Government action can feel slow, but when it comes to making inroads on reimbursement patterns, the government as a payer moves pretty swiftly.
"I'm taken aback by CMS and how innovative and aggressively CMS is moving this forward," said Jeff Leland, executive vice president of NueHealth, referring to bundled payments for spine and orthopedics. "This value-based contracting, it's happening quickly."
Mr. Leland and Charles Dailey, vice president of business strategy and development at ASD Management, discussed bundled payments in spine and orthopedics at the Becker's ASC Review 14th Annual Spine, Orthopedic and Pain Management-Driven ASC Conference + The Future of Spine on June 9 in Chicago.
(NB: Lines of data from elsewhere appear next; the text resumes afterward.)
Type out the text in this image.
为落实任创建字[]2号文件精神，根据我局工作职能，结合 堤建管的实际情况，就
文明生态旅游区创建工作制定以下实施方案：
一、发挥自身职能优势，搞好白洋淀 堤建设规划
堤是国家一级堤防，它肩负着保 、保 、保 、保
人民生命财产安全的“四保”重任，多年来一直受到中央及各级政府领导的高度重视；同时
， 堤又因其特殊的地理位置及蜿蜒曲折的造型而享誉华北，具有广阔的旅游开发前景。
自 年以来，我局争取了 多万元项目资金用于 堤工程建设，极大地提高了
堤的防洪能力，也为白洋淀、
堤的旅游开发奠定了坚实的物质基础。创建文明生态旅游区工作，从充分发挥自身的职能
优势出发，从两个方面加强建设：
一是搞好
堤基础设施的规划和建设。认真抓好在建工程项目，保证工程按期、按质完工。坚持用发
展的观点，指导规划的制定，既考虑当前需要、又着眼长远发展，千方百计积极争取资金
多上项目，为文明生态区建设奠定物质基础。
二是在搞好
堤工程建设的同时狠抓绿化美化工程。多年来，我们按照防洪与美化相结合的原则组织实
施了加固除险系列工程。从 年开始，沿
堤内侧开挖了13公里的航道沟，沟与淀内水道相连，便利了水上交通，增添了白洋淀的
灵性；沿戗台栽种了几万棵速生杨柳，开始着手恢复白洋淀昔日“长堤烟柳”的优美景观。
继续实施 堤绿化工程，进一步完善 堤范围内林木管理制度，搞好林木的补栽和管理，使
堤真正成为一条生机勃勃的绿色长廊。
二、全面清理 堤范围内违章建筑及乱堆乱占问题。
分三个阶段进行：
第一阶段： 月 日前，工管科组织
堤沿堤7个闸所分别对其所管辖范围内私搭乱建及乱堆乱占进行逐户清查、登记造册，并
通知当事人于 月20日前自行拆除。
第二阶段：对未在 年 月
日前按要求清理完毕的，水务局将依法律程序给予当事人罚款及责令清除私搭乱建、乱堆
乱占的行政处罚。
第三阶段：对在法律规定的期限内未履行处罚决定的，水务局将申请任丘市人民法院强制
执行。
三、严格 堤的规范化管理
Mr. Dailey said while bundled payments have largely been focused so far in the inpatient setting, they will become more prevalent in the outpatient setting and in surgery centers to help the initiatives gain economies of scale.
However, challenges to orthopedic and spine bundled payments certainly remain, and there are key questions to sort through before the industry can achieve those economies of scale.
For example, Mr. Leland said there is still some confusion regarding the definition of a bundle and episode of care.
"When does it begin? When you have back pain when the surgeon says, 'We're going to do surgery?'" he said. "Also, when does it end? We need to zero in on what's included in a bundle. Is a skilled nursing facility? Is home health? When does it stop? When does it start? If all of a sudden I can't get paid until we meet six of nine quality metrics, we better agree on how to meet those and track them."
Orthopedic bundled payments are a little more advanced than bundled payments for spine, Mr. Dailey said, but both are quickly advancing despite these challenges.
"This model is upon us, and it's for real," he said. "With that said, there is still a lot of unknown out there….Regardless of where this goes, eventually [it's] going to grow and it's going to come our way."